Purtroppo non tutti sanno che oltre al noto congedo maternità, anche il padre ha diritto ad un congedo, seppur a condizioni economiche assai differenti, mentre altre possibilità sono previste ben al di là dei canonici 5 mesi.
Ma andiamo con ordine.
In primo luogo è necessario soffermarci sul contesto legislativo che regola la materia.
Il d.lg 151 del 2001
(modificato di recente tramite il d.lgs 18 luglio 2011, n. 119) ha di fatto
riscritto e riorganizzato il tema dei congedi parentali, anche a seguito
di numerose sentenze in materia.
I
“vecchi” concetti di astensione obbligatoria e astensione facoltativa non esistono più.

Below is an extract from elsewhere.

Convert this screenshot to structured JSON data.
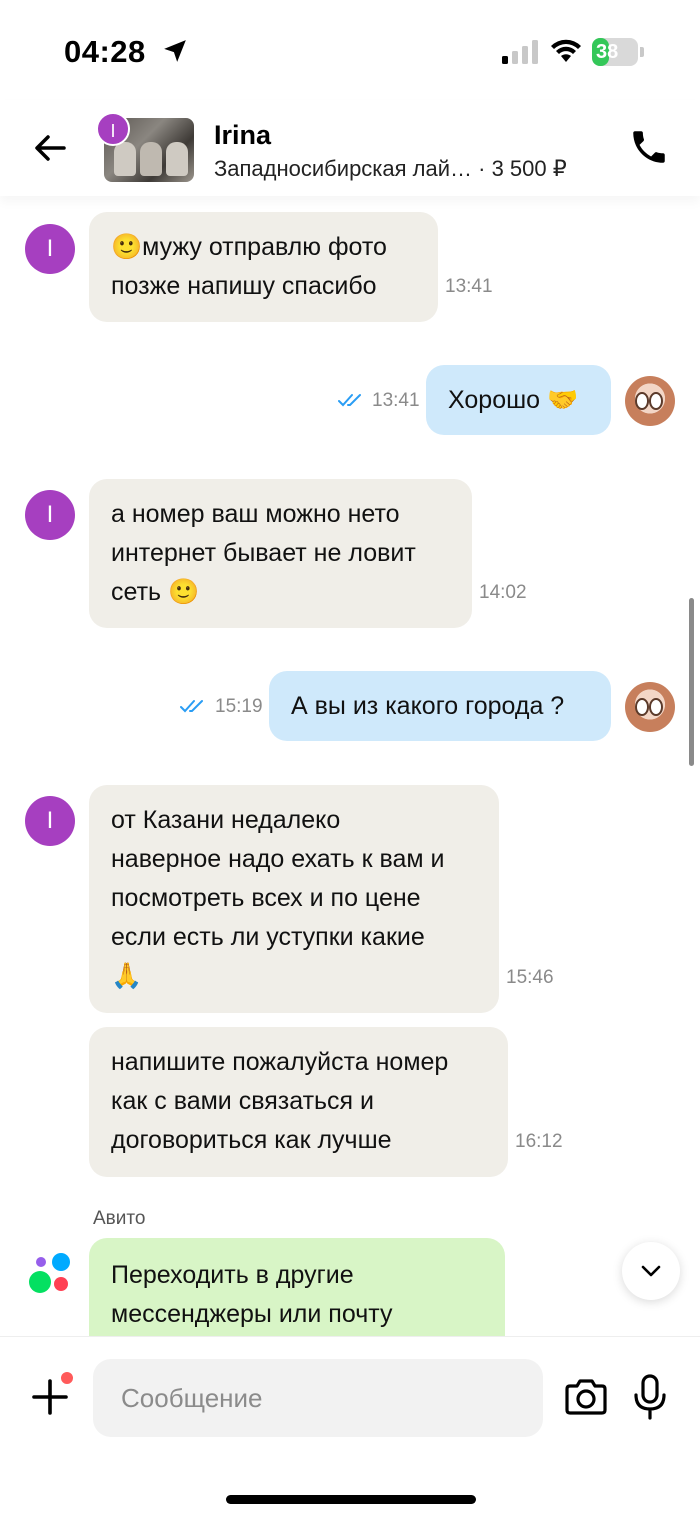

Tali elementi sono stati modificati e rinominati, rispettivamente, come congedi di maternità e paternità e i congedi parentali.
Ma vediamoli nel dettaglio.
Il congedo di maternità
Per la donna lavoratrice in attesa di un figlio la legge prevede la
sospensione del rapporto di lavoro per una durata complessiva di cinque
mesi.
Tale coteggio comprende i due mesi precedenti la data presunta del
parto, e i tre mesi successivi.
Questa ripartizione può tuttavia essere modicifata.
Difatti, laddove la madre ne faccia richiesta, è stata riconosciuta la
possibilità di astenersi dal lavoro a partire da un mese dalla data
presunta del parto, e fino a quattro mesi successivi al giorno del
parto.
Questa soluzione (c.d. flessibilità del congedo di maternità)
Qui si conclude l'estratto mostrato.